Droit Individuel à la Formation

Espace Salarié

Définition et objectif

Le Droit Individuel à la Formation (DIF) vous permet de capitaliser 20h de formation cumulables sur 6 ans (soit 120h de formation au total), à moins que la branche dont vous dépendez ait négocié un crédit d’heures annuel supérieur : par exemple 21 heures.

Pour les salariés en CDD et les temps partiels, ce droit est calculé au prorata temporis.

Les actions accessibles au DIF sont :

  • les actions de promotion,
  • les actions d’acquisition, d’entretien ou de perfectionnement des connaissances,
  • les actions de qualification.

Initiative

Le DIF est à l’initiative du salarié et soumis à l’accord de l’employeur.

Bénéficiaire

Tout salarié d’une entreprise (hors contrat d’apprentissage et contrat de professionnalisation) qu’il soit en CDI ou CDD, sous réserve qu’il remplisse les conditions d’ancienneté :

  • 1 an pour les CDI
  • 4 mois consécutifs ou non sur les 12 derniers mois pour les CDD.

Mise en oeuvre

Votre employeur doit vous informer par écrit du total des droits acquis.

La demande du DIF doit se faire par écrit auprès de votre employeur qui dispose d’un mois pour vous répondre.

S’il accepte, l’accord doit faire l’objet d’un document écrit.

L’employeur a le droit de refuser 2 fois de suite, dans ce cas, votre demande peut être transformée en CIF.

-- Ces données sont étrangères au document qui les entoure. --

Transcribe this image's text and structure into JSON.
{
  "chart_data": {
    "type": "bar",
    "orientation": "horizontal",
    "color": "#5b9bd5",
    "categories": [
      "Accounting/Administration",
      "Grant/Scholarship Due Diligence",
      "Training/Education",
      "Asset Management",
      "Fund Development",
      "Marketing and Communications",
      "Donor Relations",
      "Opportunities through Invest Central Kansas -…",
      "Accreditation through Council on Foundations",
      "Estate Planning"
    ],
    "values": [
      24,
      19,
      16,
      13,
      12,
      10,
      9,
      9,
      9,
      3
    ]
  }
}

Votre dossier sera alors traité prioritairement par le FONGECIF.

Rémunération et temps de travail

Le DIF se déroule hors temps de travail mais l’employeur et le salarié peuvent convenir qu’il se déroule sur le temps de travail.

  • Pour un DIF hors temps de travail, le salarié perçoit une allocation formation, équivalente à 50% de son salaire net de référence.
  • Pour un DIF sur temps de travail : la rémunération du salarié est maintenue.

Portabilité du DIF

Principe 

La loi orientation/formation du 24 novembre 2009 crée un mécanisme de portablité du DIF après la rupture du contrat de travail.

La portabilité est une « monétarisation » du compteur DIF à la rupture du contrat, à ne pas confondre avec une vraie transférabilité qui permettrait à un salarié d’opposer à un nouvel employeur les heures acquises au titre du DIF dans le cadre d’un contrat précédent.

La portabilité du DIF est mobilisable lors d’une rupture du contrat de travail (CDI ou CDD) ouvrant droit à l’assurance chômage.

Elle offre la possibilité au salarié d’obtenir un financement pour bénéficier, sous certaines conditions, d’une formation, d’un bilan de compétences ou d’une VAE (validation des acquis de l’expérience) s’il se retrouve au chômage ou chez un nouvel employeur.

Cas de rupture du contrat de travail concernés par la portabilité

  • Licenciement (sauf faute lourde)
  • Démission légitime
  • Rupture conventionnelle
  • Fin de CDD

Le salarié peut bénéficier de la portabilité dans 2 cas

Dans le cadre d’un nouveau contrat de travail : le salarié peut demander à son nouvel employeur à bénéficier de son enveloppe DIF (heures de DIF non utilisées x par 9,15€ ou un montant forfaitaire déterminé par accord), au cours des 2 années suivant son embauche.

Cette somme sert à financer, après accord de l’employeur, une formation, un bilan de compétences ou une VAE. En cas de désaccord, l’action se déroule hors temps de travail et l’allocation de formation (50% du salaire net) n’est pas due par l’employeur.

Le financement est assuré par l’Opca dont relève l’entreprise dans laquelle le salarié est embauché.

En période de chômage : Lorsque le demandeur d’emploi en fait la demande, le « DIF porté » permet de financer tout ou partie d’une formation, d’un bilan de compétences ou d’une VAE. La mobilisation de cette somme a lieu en priorité pendant la période d’indemnisation de l’intéressé. Elle se fait après avis du référent de Pôle emploi.

Le paiement de la somme est assuré par l’Opca dont relève la dernière entreprise dans laquelle le demandeur d’emploi a acquis ses droits.

Information 

A l’expiration du contrat de travail, l’employeur mentionne sur le certificat de travail le solde du nombre d’heures acquises au titre du DIF et non utilisées, ainsi que la somme correspondant à ce solde, y compris lorsque le salarié licencié ou démissionnaire demande à en bénéficier avant la fin de son préavis.

Sur le certificat de travail, l’employeur doit également mentionner l’Opca auquel il verse sa contribution professionnalisation.